A advogada Thaís Moraes conta que já presenciou situações semelhantes, ela conta uma delas na qual o desembargador causou também constrangimento, mas com uma abordagem diferente. “Não foi uma critica propriamente dita, mas foi quando uma colega, ao sentar na tribuna para proferir sustentação oral, ouviu o desembargador que a beleza dela alegrava aquela câmara, que estava totalmente composta por homens”, relata.

Thais lamenta que casos assim se ocorram com frequência. “Infelizmente, a advocacia está sofrendo com esses abusos de forma recorrente. Eu sou mais enérgica diante dessas situações, principalmente se eu perceber que tem algum tipo de apontamento machista. Caso ocorresse comigo, pediria para constar em ata as palavras do desembargador e informaria que quem rege a vestimenta da advocacia é o estatuto geral da OAB, lei federal”, conta.

Ainda na quinta-feira, a OAB publicou duas notas de repúdio, uma da CDP e outra da conjunta das comissões da Mulher Advogada (CMA), Especial de Valorização da Mulher (CEVM) e Especial da Voluntária Advogada (CEVA), que afirmou repudiar o preconceito na fala do desembargador. “Salientamos que o repúdio se estende ao tom autoritário proferido pelo magistrado, sobretudo diante de uma jovem advogada mulher, visto que os tribunais de Justiça também não são ambientes para comportamentos antidemocráticos como os do referido desembargador”, afirma a nota.

Até o fechamento dessa matéria, não foi possível entrar em contato com a referida advogada. Entretanto, o Tribunal Regional do Trabalho (TRT), da 18ª Região, se pronunciou lamentando o ocorrido e o considerou um caso isolado. O gabinete do desembargador Eugênio Cesário emitiu uma nota pública, refirmando sua defesa do decoro forense.

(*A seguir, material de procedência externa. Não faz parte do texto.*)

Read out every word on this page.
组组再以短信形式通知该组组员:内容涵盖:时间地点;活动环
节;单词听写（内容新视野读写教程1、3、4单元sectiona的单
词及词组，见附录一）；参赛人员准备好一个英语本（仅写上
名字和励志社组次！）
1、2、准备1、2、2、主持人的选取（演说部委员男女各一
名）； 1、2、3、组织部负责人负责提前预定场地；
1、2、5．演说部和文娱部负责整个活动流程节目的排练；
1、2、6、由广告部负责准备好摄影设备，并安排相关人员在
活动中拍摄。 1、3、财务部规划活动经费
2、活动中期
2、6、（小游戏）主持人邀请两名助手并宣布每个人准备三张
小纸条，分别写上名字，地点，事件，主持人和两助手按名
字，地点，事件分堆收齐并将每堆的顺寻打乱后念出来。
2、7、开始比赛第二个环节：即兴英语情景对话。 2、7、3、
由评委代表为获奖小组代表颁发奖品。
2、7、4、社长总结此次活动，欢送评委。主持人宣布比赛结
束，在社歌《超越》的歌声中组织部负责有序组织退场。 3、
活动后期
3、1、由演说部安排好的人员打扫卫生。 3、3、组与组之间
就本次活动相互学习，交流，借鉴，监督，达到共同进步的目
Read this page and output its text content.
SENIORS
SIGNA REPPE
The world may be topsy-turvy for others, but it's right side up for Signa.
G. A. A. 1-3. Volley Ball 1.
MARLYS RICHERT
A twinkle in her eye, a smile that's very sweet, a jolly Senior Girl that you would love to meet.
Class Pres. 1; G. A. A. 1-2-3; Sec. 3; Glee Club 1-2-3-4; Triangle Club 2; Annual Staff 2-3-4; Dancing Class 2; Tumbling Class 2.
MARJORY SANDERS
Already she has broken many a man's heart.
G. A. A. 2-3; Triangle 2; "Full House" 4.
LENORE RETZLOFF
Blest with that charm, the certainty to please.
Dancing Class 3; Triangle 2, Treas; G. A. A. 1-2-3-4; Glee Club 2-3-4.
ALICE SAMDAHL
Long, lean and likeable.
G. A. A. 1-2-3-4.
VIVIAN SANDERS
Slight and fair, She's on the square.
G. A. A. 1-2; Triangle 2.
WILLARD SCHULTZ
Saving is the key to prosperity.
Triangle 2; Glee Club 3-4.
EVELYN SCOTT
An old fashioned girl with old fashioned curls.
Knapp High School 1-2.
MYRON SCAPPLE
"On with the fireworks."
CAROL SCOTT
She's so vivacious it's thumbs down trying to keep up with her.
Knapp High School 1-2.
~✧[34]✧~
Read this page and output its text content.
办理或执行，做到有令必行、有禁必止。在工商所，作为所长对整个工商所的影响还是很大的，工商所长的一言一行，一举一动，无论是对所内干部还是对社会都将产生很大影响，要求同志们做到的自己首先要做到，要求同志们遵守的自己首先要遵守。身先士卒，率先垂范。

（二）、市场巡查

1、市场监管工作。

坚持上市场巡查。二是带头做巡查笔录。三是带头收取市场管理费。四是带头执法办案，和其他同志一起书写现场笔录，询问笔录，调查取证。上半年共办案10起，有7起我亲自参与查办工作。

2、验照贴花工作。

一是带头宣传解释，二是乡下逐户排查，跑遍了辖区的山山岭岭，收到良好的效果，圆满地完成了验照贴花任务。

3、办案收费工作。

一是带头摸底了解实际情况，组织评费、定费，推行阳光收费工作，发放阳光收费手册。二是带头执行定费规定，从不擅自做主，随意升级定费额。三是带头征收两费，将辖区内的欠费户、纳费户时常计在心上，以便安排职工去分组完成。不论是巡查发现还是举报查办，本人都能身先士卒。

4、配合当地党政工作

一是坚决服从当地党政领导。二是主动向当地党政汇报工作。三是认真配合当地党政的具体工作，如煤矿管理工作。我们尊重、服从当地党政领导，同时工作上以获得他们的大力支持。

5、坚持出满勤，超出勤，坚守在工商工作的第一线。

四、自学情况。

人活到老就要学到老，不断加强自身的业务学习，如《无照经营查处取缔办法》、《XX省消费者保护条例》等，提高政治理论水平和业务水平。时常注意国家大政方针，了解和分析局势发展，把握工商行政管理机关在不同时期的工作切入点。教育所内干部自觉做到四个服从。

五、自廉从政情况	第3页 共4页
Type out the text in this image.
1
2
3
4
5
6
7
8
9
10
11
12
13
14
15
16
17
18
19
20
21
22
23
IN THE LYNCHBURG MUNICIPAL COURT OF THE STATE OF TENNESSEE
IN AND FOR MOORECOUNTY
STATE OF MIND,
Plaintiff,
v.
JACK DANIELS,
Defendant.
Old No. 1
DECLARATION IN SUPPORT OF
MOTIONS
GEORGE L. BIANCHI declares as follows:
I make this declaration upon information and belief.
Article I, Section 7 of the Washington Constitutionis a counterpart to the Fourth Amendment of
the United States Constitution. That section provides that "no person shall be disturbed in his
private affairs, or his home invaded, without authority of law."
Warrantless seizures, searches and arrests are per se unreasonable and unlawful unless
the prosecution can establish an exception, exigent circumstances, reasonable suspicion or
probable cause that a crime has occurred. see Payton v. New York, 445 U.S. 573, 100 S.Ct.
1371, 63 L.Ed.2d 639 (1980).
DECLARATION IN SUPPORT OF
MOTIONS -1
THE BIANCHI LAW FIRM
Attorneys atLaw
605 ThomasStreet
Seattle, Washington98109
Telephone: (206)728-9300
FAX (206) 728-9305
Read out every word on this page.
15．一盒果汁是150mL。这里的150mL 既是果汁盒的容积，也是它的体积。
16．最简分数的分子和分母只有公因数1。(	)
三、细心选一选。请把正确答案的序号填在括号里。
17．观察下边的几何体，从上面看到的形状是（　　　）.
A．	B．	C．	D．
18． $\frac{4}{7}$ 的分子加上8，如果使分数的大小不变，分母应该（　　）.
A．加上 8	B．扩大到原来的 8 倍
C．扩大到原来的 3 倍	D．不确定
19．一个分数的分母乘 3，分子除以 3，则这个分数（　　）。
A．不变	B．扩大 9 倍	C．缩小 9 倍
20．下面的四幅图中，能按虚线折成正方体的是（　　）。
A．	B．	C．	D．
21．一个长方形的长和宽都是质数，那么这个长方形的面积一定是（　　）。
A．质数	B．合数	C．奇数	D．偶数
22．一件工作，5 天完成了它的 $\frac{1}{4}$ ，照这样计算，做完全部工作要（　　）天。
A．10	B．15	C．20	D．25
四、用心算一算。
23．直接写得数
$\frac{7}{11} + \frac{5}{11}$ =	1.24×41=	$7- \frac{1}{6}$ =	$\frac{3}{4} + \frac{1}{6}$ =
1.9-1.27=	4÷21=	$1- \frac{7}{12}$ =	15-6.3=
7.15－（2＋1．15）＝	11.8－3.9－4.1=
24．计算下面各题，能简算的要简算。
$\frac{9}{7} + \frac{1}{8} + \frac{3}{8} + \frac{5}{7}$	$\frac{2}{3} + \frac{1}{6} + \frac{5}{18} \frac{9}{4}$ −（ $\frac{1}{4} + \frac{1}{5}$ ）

“É dever do juiz manter o decoro na audiência, tratando com urbanidade as partes, advogados e representantes legais. Sendo matéria regimental, esse Regional, na esteira de tantos outros iguais, estabeleceu que, durante a audiência, o Juiz deverá exigir das partes, quando possível, e especialmente dos advogados, a utilização de trajes compatíveis com o decoro forense, comunicando eventuais irregularidades à Ordem dos Advogados do Brasil - OAB, quando necessário”, argumenta o desembargador.